May and June are graduation season, and if you haven't decided what to get for the new grad in your life, you may want to consider gifting them an investment. It may not be as flashy as a car or trip abroad, but that investment is likely to grow over time. In the process, it can not only underscore just how valuable investing can be but also how simple it can be as well.
Beginners often believe successfully investing in the stock market must be a complex undertaking that requires years of experience and countless hours of research. But picking a good investment can be much easier than that. Tracking a broad market index such as the S&P 500 (^GSPC 1.03%) is arguably the simplest way for anyone to get started, and your gift can put the new grad you know on the right path.

Image source: Getty Images.
Why an investment in the S&P 500 makes sense for new grads
The biggest advantage young investors have is time. The problem is that many students and young professional aren't thinking about saving for retirement. Even if they are, they're often financially unable to do so as they grapple with student debt, rent payments, and other adult responsibilities. Or worse, they're most interested in finding the next big growth stock or chasing meme stocks. Investing in the safe and dependable S&P 500 probably doesn't rank too highly in any of these scenarios.
But with decades ahead of them, new grads will benefit immensely from the effects of compounding. The S&P 500 has grown an average of 10% per year in its history, enough to mint a sizable nest egg for patient investors (more on this below). And beyond this attractive rate of return, the index is made up of 500 of the largest U.S. companies with exposure to all of the major sectors, industries, and geographic markets.

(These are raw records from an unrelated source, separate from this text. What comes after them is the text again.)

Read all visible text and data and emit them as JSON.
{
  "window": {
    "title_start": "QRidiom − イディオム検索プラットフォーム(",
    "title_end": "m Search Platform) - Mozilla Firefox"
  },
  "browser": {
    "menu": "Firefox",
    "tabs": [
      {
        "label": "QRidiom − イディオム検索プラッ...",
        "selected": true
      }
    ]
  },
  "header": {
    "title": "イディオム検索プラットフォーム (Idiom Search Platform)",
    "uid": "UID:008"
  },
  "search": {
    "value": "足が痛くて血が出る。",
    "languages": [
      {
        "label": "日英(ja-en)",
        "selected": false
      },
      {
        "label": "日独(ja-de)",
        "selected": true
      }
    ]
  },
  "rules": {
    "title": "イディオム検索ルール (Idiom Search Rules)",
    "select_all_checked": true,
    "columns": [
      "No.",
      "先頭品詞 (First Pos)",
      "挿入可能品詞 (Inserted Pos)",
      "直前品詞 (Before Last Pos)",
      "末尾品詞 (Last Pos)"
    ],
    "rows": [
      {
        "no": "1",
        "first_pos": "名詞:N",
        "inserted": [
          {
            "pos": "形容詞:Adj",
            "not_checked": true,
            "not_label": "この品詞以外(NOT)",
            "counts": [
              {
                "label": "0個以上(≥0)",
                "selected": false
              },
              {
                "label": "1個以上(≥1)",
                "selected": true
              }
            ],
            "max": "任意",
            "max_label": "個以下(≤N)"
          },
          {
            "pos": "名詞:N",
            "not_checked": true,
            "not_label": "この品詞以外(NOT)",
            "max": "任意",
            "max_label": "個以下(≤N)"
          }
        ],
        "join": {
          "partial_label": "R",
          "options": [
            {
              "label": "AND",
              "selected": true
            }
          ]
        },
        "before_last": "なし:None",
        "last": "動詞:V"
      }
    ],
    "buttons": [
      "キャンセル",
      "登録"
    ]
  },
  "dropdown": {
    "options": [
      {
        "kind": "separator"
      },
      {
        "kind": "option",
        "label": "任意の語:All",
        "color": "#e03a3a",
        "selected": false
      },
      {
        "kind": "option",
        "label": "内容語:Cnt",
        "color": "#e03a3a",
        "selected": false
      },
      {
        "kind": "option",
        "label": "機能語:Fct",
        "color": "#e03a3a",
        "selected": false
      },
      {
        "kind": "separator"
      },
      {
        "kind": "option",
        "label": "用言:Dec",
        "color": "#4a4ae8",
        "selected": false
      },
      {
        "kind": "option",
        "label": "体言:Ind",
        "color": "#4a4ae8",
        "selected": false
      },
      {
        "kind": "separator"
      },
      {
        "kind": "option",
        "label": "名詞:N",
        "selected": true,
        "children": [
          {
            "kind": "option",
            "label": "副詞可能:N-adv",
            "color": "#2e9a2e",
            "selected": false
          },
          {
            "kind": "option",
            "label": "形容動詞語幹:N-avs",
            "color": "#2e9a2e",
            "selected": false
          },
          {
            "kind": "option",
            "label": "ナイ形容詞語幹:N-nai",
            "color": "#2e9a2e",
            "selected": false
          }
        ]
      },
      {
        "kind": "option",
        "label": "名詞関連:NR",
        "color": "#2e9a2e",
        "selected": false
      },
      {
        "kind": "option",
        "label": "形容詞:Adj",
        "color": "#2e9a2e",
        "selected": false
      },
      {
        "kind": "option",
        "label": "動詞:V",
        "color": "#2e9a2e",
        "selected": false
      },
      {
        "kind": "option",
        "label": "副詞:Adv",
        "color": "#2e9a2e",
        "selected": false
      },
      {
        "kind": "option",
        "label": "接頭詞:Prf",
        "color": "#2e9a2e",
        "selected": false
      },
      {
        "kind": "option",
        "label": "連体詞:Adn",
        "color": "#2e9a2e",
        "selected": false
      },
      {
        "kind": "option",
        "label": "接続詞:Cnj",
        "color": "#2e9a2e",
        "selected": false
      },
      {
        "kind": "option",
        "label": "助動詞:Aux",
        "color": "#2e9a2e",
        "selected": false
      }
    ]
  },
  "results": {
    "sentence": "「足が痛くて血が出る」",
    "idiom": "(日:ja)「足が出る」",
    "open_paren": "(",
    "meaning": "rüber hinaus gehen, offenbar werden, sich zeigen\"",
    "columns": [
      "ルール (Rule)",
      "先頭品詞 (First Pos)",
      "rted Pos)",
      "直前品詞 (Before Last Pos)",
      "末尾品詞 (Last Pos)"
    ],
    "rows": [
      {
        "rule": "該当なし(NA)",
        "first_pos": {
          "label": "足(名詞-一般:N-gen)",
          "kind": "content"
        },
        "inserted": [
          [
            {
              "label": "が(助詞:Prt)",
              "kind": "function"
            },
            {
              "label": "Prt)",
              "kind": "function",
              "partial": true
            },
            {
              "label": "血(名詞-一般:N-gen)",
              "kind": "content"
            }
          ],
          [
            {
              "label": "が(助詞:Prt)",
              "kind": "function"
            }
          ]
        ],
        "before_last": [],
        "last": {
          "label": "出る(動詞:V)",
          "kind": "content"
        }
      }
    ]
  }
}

Here's how much your gift could grow over time
Though I've been talking about the benefits of investing in the S&P 500, you can't just buy a piece of the index. Instead, you can invest in an exchange-traded fund (ETF) that tracks it and offers very similar returns. A popular option is the SPDR S&P 500 ETF (SPY 1.06%). This low-cost fund has an expense ratio of just 0.0945%, so for every $1,000 you have invested in the ETF, you lose less than $1 per year to management fees. When investing over the long term, high expense ratios can add up to hundreds and thousands of dollars.
Over the past decade, the SPDR S&P 500 ETF has grown more than 180%. Including dividends, its total return climbs above 230%.
Data by YCharts.
That works out to a compound annual growth rate (CAGR) of 12.7% over the past 10 years, which is higher than the S&P 500's historical average.
But taking a slightly more conservative approach and assuming the index and ETF will deliver a 10% annual return long term, here's how different sized gifts -- all invested in the SPDR S&P 500 ETF -- could grow for a new grad:
Gift Amount | 20 Years | 30 Years | 40 Years | 50 Years |
---|---|---|---|---|
$100 | $673 | $1,745 | $4,526 | $11,739 |
$200 | $1,345 | $3,490 | $9,052 | $23,478 |
$500 | $3,364 | $8,725 | $22,630 | $58,695 |
$1,000 | $6,727 | $17,449 | $45,259 | $117,391 |
$2,000 | $13,455 | $34,899 | $90,519 | $234,782 |
$3,000 | $20,182 | $52,348 | $135,778 | $352,173 |
Table and calculations by author.
Your gift could become a five or even six-figure sum if its recipient is patient enough to let compounding do its magic. Though inflation will diminish the purchasing power of the estimates above, this is still a great example of how a simple investment in the stock market can become a major windfall for young grads, even if retirement planning is the last thing on their minds.